In reponse to the the previous post, I'd first of all say to Ms. Litherland - if she's reading this - thank you for taking the trouble to comment on my post, and for your interesting take on the subject. I do take issue with a couple of things however, as will be apparent below. But to take up one point at the outset: I'm sure Sean O'Brien was indeed moved by MacSweeney's poetry; I don't doubt his sincerity on that. The reason people objected to him being a major source in the documentary is that he represents a faction in poetry which has held cultural dominance (though that appears to be changing) and has, in his written statements, consistently attacked - I could dig out the quotes if I looked hard enough - what might be called 'innovative' or 'radical' poetry and poets; these latter being the very people who sustained MacSweeney over the years with friendship and practical help. It was this that made people feel that O'Brien's prominence in the documentary was incongruous.
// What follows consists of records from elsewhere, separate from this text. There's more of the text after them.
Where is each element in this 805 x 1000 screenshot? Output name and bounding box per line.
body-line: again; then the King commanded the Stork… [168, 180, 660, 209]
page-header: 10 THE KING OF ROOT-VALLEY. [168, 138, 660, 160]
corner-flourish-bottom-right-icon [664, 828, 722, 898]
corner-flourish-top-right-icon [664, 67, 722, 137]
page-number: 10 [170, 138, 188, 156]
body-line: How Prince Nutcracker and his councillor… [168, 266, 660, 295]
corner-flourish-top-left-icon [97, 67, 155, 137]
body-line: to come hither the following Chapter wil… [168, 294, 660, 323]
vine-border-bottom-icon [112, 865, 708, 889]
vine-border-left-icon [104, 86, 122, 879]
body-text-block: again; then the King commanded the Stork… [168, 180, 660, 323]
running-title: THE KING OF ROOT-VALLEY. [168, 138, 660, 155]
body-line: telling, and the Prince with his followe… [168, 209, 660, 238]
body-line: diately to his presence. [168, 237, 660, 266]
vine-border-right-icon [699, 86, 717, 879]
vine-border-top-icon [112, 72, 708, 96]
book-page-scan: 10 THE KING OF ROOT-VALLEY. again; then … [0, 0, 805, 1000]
As for MacSweeney's poetry, I have my own views on it, which differ from Ms. Litherland's and also from Andrew Duncan's in 'The Council of Heresy'. Duncan identifies 'Pearl' as MacsWeeney's masterpiece, and regards 'The Book of Demons' - with reservations - very highly. In my view however, the best work is the mid-period of 'Ranter', 'Wild Knitting', 'Jury Vet' etc. While there's plenty of rage and passion in these works, these emotions are lent force by a level of restraint, and by impersonal elements - historical in Ranter, sociological in Jury Vet, for example. I read these works, and 'Hellhound Memos', before I knew anything about MacSweeney the man, and what have learnt about him since hasn't added anything to the work. In Wild Knitting, there's a section which the fury of the speaker leads up to the tenderness of the lines:
You the wronged woman. You the complexity. You the seeker
of buses and trains. You the wandering wife far from home.
The change of tempo and blending of emotions in this poem is subtler and more skillful than anything found in 'The Book of Demons'.
For me, the least interesting thing about MacSweeney, or about his poetry, is the man's alchoholism. In terms of emotional and intellectual content, 'The Book of Demons' is thinner than the earlier work, though it's undoubtedly rip-roaring and would have come across well in performance. I thing Pearl is more complex, but still not as rich as the mid-period work. I didn't know MacSweeney personally, but to say that "he had no skin" as O'Brien did, is implying that he was a uniquely sensitive individual in line with the Romantic stereotype. But he worked as a reporter - a notoriously hard-nosed profession - and as Adian Semmens has pointed out, plenty of people knew him as a reporter and nothing else. Wilfred Owen's contention that 'the poetry is in the pity' was controversial at the time, and was objected to by Yeats, for example. To say 'the poetry is in the pain' doesn't do justice to MacSweeney's work. Everyone suffers pain, but not everyone writes great poetry.